Après sa victoire à Brno, Márquez a été chaleureusement félicité dans le garage par Luigi Dall’Igna, directeur général de Ducati Corse. Ce dernier a fait un commentaire révélateur. Il a reconnu qu’en dépit de la compétitivité constante des motos Ducati ces dernières années, l’équipe n’avait jamais disposé d’un pilote du calibre de Márquez. Il a implicitement admis que les échecs passés dans la conquête du titre n’étaient pas seulement liés à la moto — mais aussi à l’absence d’un pilote capable de repousser les limites de la machine.
Cette analyse se confirme lorsqu’on repense à l’histoire récente de Ducati. Andrea Dovizioso, par exemple, a terminé vice-champion derrière Márquez trois années de suite entre 2017 et 2019. Malgré tout son talent et une moto en constante évolution, il n’est jamais parvenu à battre Márquez sur l’ensemble d’une saison. Aujourd’hui, avec l’Espagnol dans leurs rangs, Ducati a éliminé cet obstacle et inversé les rôles.

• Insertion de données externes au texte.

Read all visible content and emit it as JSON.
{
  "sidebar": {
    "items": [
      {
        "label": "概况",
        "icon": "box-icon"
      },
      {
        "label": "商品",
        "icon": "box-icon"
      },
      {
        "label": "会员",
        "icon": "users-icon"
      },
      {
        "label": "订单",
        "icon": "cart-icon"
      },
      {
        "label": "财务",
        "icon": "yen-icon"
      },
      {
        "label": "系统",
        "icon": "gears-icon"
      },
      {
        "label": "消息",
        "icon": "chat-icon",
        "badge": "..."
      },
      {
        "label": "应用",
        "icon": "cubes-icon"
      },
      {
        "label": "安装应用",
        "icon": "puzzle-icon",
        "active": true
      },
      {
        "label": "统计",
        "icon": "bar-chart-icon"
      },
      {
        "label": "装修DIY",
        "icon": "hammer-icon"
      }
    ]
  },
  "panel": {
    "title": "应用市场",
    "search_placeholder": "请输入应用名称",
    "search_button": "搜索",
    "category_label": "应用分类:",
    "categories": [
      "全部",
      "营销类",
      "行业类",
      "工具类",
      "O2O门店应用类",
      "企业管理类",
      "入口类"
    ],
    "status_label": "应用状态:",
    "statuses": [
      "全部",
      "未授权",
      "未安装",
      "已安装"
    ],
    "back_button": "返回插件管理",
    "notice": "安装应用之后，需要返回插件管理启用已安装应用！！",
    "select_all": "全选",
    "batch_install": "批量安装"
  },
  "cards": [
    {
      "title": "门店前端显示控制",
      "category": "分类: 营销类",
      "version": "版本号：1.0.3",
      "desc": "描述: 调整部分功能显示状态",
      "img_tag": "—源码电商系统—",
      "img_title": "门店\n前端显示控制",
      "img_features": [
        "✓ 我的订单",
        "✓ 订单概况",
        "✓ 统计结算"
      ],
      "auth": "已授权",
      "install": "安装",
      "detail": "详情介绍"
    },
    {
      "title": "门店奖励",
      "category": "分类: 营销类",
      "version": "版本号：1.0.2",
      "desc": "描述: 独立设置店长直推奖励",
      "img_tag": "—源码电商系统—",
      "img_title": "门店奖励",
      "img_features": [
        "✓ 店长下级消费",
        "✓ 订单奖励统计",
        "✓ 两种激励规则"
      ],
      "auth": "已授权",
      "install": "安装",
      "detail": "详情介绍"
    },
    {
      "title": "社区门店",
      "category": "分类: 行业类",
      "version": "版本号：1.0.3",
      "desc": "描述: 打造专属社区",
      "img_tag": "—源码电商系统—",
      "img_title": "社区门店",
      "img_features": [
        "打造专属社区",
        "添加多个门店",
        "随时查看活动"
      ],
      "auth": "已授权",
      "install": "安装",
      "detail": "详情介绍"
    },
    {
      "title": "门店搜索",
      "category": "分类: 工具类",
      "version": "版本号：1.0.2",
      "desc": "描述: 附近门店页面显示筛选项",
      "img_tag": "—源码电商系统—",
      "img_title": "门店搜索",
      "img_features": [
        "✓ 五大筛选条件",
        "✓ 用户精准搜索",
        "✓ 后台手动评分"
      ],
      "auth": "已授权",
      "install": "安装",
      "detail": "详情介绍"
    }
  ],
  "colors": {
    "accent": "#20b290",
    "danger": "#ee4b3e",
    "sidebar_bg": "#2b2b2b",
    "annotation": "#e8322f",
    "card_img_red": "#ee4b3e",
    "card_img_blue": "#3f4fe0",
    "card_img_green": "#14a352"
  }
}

Márquez s’est montré capable de surpasser ses coéquipiers, de s’adapter à tous les circuits et d’exploiter pleinement les performances de la Desmosedici comme nul autre. Tandis que les autres pilotes Ducati connaissent des éclairs de brillance, aucun ne rivalise avec sa constance et sa maîtrise de course. En tant que figure centrale du projet, il élève toute l’équipe.
Ce qui rend ses performances encore plus impressionnantes, c’est le contexte. Ducati n’est plus un outsider — elle est l’équipe à battre, et cette pression peut être écrasante. Mais Márquez, loin d’en souffrir, s’épanouit dans ce rôle. Il porte les espoirs de l’écurie officielle et livre des prestations exceptionnelles sous les projecteurs. Grâce à lui, Ducati n’est plus seulement une référence technique — elle est devenue la norme absolue du MotoGP.
Pendant ce temps, l’épisode de Rossi chez Ducati semble appartenir à une autre époque. Son incapacité à gagner n’était pas un reflet de son talent, mais le symptôme d’une équipe encore immature pour rivaliser avec les meilleures. À l’opposé, Márquez a rejoint une structure au sommet de son art — et entre ses mains, elle atteint des sommets inédits.
À mesure que la saison 2025 avance, tout indique que Márquez va conquérir un nouveau titre mondial, probablement avant même la finale. Il deviendrait ainsi le premier pilote à remporter un championnat MotoGP avec Honda et Ducati — un exploit qui renforcerait sa légende et confirmerait son statut parmi les plus grands de l’histoire.
Il pourrait même devenir le pilote le plus titré de l’histoire de Ducati — un statut que même des icônes comme Stoner ou Bagnaia auront du mal à contester si Márquez continue sur cette trajectoire. Pour Ducati, l’ère Márquez dépasse la simple performance : elle incarne l’aboutissement d’un voyage, de la souffrance à la suprématie.